Consider the class of overproduced elites, the neurotic radicals of our current era. Working on the assumption that cheap energy and growth would maintain its trajectory forever, our institutions oversaw the creation of more white-collar positions. But today, at the end of the hyper-industrial era, these positions are becoming scarce. And what follows is not just a sense of deprivation-fuelled entitlement, but also a kind of bitter in-fighting with victimhood as its currency.

Take the madness of our universities as an example. Individuals prepare their whole lives to go into academia, only to graduate into a cratering job market with nearly-impossible-to-land positions. In certain fields, PhDs work for years as low paid adjuncts or postdocs, often moving around the country with young families in the hopes of one day finally landing a tenured position. But instead of recognising the end of limitless white-collar growth as the proximate cause, frustrated would-be academics turn to those gaining the limited positions as both the enemy and the cause. In a dark psychological twist, victimhood politics have now become a means to secure a scarce position.

Similarly, those suffering from clinical BPD have been known to use their sense of victimhood as a way to control situations or achieve desired ends — such as when privileged white women pretend to be women of colour, or when activists attempt to dethrone existing “privileged” elites under the pretences of racism, sexism or some other victimisation of underprivileged groups.

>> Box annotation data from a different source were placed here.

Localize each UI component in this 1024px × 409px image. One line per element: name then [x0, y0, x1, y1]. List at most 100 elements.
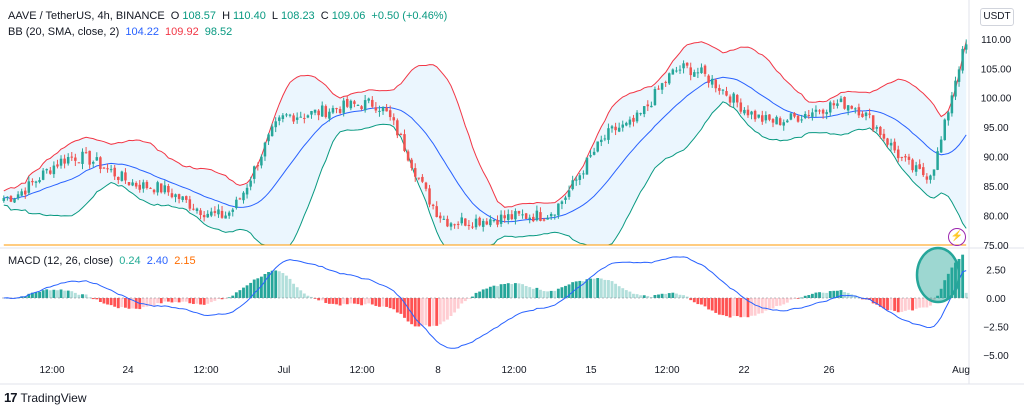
histogram-bar	[392, 298, 396, 310]
histogram-bar	[363, 298, 367, 305]
candle-body	[188, 199, 192, 209]
candle-body	[603, 138, 607, 140]
candle-body	[811, 112, 814, 117]
candle-body	[464, 218, 467, 226]
candle-body	[746, 109, 750, 116]
histogram-bar	[199, 298, 202, 305]
currency-button[interactable]: USDT	[980, 8, 1014, 26]
bb-legend[interactable]: BB (20, SMA, close, 2) 104.22 109.92 98.…	[8, 26, 235, 38]
histogram-bar	[925, 298, 929, 308]
candle-body	[671, 69, 675, 75]
candle-body	[170, 193, 174, 198]
histogram-bar	[621, 288, 625, 298]
histogram-bar	[564, 285, 567, 298]
histogram-bar	[556, 288, 560, 298]
histogram-bar	[664, 293, 668, 298]
histogram-bar	[954, 262, 957, 298]
candle-body	[814, 109, 818, 112]
time-tick-label: 12:00	[654, 365, 679, 376]
histogram-bar	[48, 290, 52, 298]
histogram-bar	[764, 298, 768, 311]
histogram-bar	[682, 295, 685, 298]
histogram-bar	[771, 298, 775, 309]
histogram-bar	[835, 290, 839, 298]
candle-body	[510, 214, 514, 220]
candle-body	[195, 208, 199, 211]
candle-body	[771, 119, 775, 123]
histogram-bar	[456, 298, 460, 309]
histogram-bar	[324, 298, 328, 303]
candle-body	[707, 75, 710, 83]
candle-body	[879, 126, 882, 135]
candle-body	[821, 109, 825, 114]
candle-body	[521, 214, 524, 216]
candle-body	[66, 157, 70, 164]
candle-body	[263, 142, 267, 157]
candle-body	[700, 67, 703, 74]
candle-body	[592, 151, 596, 155]
candle-body	[120, 171, 124, 181]
histogram-bar	[581, 281, 585, 298]
histogram-bar	[84, 294, 88, 298]
histogram-bar	[295, 287, 299, 298]
candle-body	[256, 165, 260, 167]
histogram-bar	[131, 298, 135, 309]
symbol-legend: AAVE / TetherUS, 4h, BINANCE O 108.57 H 11…	[8, 10, 450, 22]
branding-label: TradingView	[20, 390, 87, 405]
histogram-bar	[567, 284, 571, 298]
price-tick-label: 75.00	[983, 241, 1008, 252]
branding[interactable]: 17 TradingView	[4, 390, 87, 405]
candle-body	[13, 198, 16, 203]
histogram-bar	[750, 298, 753, 316]
histogram-bar	[807, 295, 811, 298]
histogram-bar	[30, 292, 34, 298]
candle-body	[152, 189, 156, 193]
histogram-bar	[134, 298, 138, 309]
candle-body	[904, 156, 907, 158]
candle-body	[471, 226, 474, 228]
histogram-bar	[66, 290, 70, 298]
histogram-bar	[929, 298, 932, 306]
histogram-bar	[81, 294, 84, 298]
histogram-bar	[159, 298, 163, 304]
candle-body	[492, 219, 496, 222]
candle-body	[77, 162, 81, 164]
candle-body	[363, 100, 367, 111]
histogram-bar	[674, 293, 678, 298]
candle-body	[428, 188, 431, 205]
candle-body	[957, 69, 961, 82]
high-label: H	[222, 10, 231, 22]
candle-body	[481, 220, 485, 227]
candle-body	[396, 120, 399, 136]
histogram-bar	[735, 298, 739, 317]
candle-body	[635, 112, 639, 122]
candle-body	[274, 121, 277, 128]
flash-icon[interactable]: ⚡	[948, 228, 966, 246]
histogram-bar	[224, 298, 228, 299]
candle-body	[743, 109, 746, 114]
candle-body	[922, 167, 925, 176]
candle-body	[310, 111, 313, 115]
histogram-bar	[517, 283, 521, 298]
candle-body	[56, 164, 59, 167]
candle-body	[374, 107, 378, 111]
histogram-bar	[671, 292, 675, 298]
candle-body	[825, 112, 828, 115]
candle-body	[6, 196, 9, 198]
histogram-bar	[574, 281, 578, 298]
macd-legend[interactable]: MACD (12, 26, close) 0.24 2.40 2.15	[8, 255, 199, 267]
candle-body	[95, 157, 99, 161]
candle-body	[800, 119, 803, 121]
histogram-bar	[399, 298, 403, 314]
histogram-bar	[889, 298, 893, 311]
candle-body	[320, 105, 324, 117]
candle-body	[74, 157, 77, 161]
candle-body	[718, 88, 721, 91]
histogram-bar	[524, 285, 528, 298]
histogram-bar	[918, 298, 922, 308]
histogram-bar	[578, 280, 582, 298]
time-tick-label: 8	[435, 365, 441, 376]
tradingview-logo-icon: 17	[4, 390, 18, 405]
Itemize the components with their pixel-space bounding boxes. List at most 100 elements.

But while this trend might be most immediately apparent within leftist, or “woke”, identity politics, there is also a parallel strain of victimhood politics in something like the red-pill movement made up primarily of young men. Frustrated by the lack of healthy male role models, opportunities to experience coming of age rituals and meaningful work, these men have now turned to women as the proximate cause of their ills, like early-modern peasants blaming witches for their misfortunes.

They bemoan the gynocracy, haunted by memories of mothers and teachers who have controlled and scolded them throughout their lives. And as a result, they seek out strong and often toxic role models who feed into their victimised self-perception and encourage misogyny. Fundamentally, this is just the same kind of aggrieved politics as the derangement of late-stage liberalism: this is not the life I was promised, I must find a nearby scapegoat to pin the blame on.

These are just two examples from the Left and Right, but this broader culture of BPD is widespread and growing. Radical feminists blame men, ecomodernists blame Luddites, vegans blame ranchers, environmentalists blame climate change deniers — the list goes on. But while this culture is clearly unhealthy, it’s also a natural and understandable psychological response to the sense of powerlessness fostered by an increasingly constrained material world.

The ultimate destination of this narcissistic fantasy is ridding the world of all its evildoers — a kind of gnostic apocalypse in which only the truly righteous will enter the kingdom of heaven. Yet this is the exact opposite of the cultural approach we’ll need to survive. In the previous era of increasing resources, we had the riches to increase our independence; we no longer needed one another to survive. Today, however, as resources and stability begin to wane, we must rely on one another again.

The antidote to the individualistic culture of narcissism created by the upswing of energy resources, as well as the culture of victimhood birthed by its painful downswing, is a culture of interdependence, an acceptance of limits, and a reliance on mutual care. Historically, humans living within material constraints were forced to rely on one another to get by, with some of the worst impulses of human nature constrained by mutual interdependence. Our greatest moderating force is the experience of being relied upon, and relying upon others.

Fossil fuels drove us all crazy: perhaps the collapse of man’s brief age of energy abundance can make us sane again.


Ashley Colby is an environmental scientist and co-founder of the Rizoma Field School.